Frage: "Was kann im Rennen noch schiefgehen, nachdem du in allen Trainingssitzungen und in allen Teilen des Qualifyings Schnellster warst?"

Vettel: "Wir haben schon genug Rennen gefahren um zu wissen, was alles passieren kann, aber die Ausgangsposition ist mit Sicherheit perfekt. Viel besser hätte es nicht laufen können."

Schützenhilfe im WM-Kampf willkommen

Frage: "Zwischen dir und Fernando Alonso stehen unter anderem Nico Hülkenberg und Michael Schumacher. Könnte es da ein bisschen Schützenhilfe geben?"

Vettel: "Wenn mir der eine oder andere einen Gefallen tut, dann gibt es vielleicht 'ne Runde Bier, aber auf so etwas kann man sich nicht verlassen. Jeder fährt sein eigenes Rennen. Wenn jemand eine Lücke sieht und die Chance wittert, den Vordermann zu überholen, dann wird er sie ergreifen - egal, ob das Auto vor einem blau, schwarz, silber oder rot ist. Jeder fährt sein Rennen für sich und so gilt das auch für uns morgen."

Frage: "Du nimmst deinen 100. Grand Prix vom besten Startplatz in Angriff und hast freie Sicht auf die Achterbahn vor dir. Was sagst du zu diesem Umstand?"

Vettel: "Ob es jetzt 100 oder 58 Rennen sind, macht keinen Unterschied. Es ist immer gut, von vorn zu starten. Auch ist es gut, von der sauberen Seite zu starten, denn nach dem ersten Training gestern war uns allen schnell klar, dass die saubere Seite hier die Seite der Wahl sein würde. So gesehen bin ich zufrieden, dass das geklappt hat. Wichtiger war aber, dass das Auto vom ersten Training an gut funktioniert hat und wir es geschafft haben, stetig schneller zu werden. Insgesamt können wir mit dem Ergebnis sehr zufrieden sein. Jetzt freuen wir uns auf morgen."
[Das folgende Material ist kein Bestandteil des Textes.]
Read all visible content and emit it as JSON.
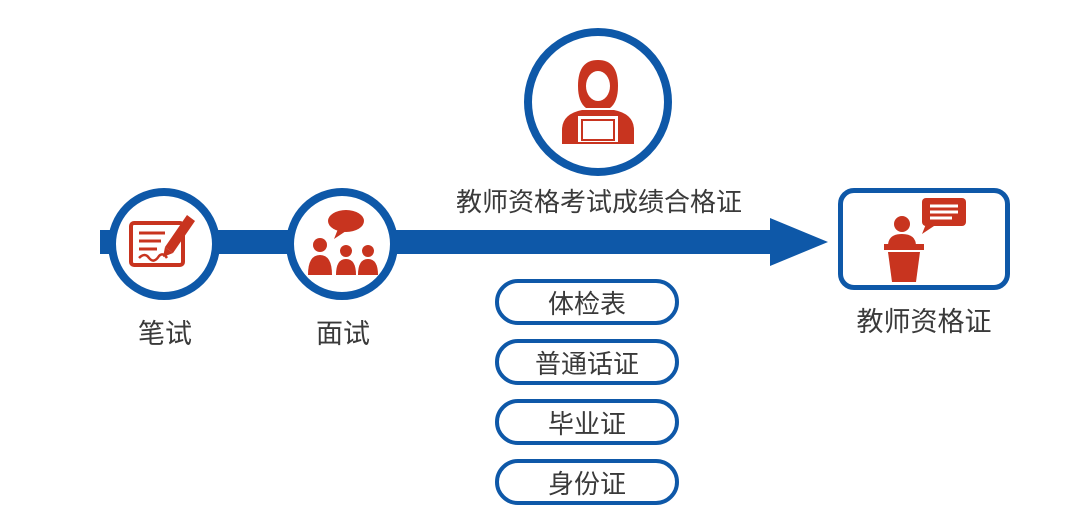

Frage: "Wirst du dich während des Rennens darüber auf dem Laufenden halten, wo Fernando gerade liegt oder konzentrierst du dich ganz darauf, das Rennen und womöglich die Weltmeisterschaft zu gewinnen?"

Vettel: "Wir wissen, dass wir um den Titel kämpfen und kennen die Ausgangslage. Für uns spielt es keine große Rolle, wo er im Rennen gerade liegt, denn wir müssen uns auf uns selbst konzentrieren und versuchen, das bestmögliche Ergebnis einzufahren. Wenn du da draußen nur deine Runden drehst und ständig daran denkst, wo der andere gerade liegt, dann wirst du nicht das Optimum herausholen. Man muss kein Genie sein um zu wissen, dass es gut ist, wenn ich vor ihm liege und weniger gut ist, wenn ich hinter ihm liege. Das gilt umgekehrt für ihn natürlich ganz genauso."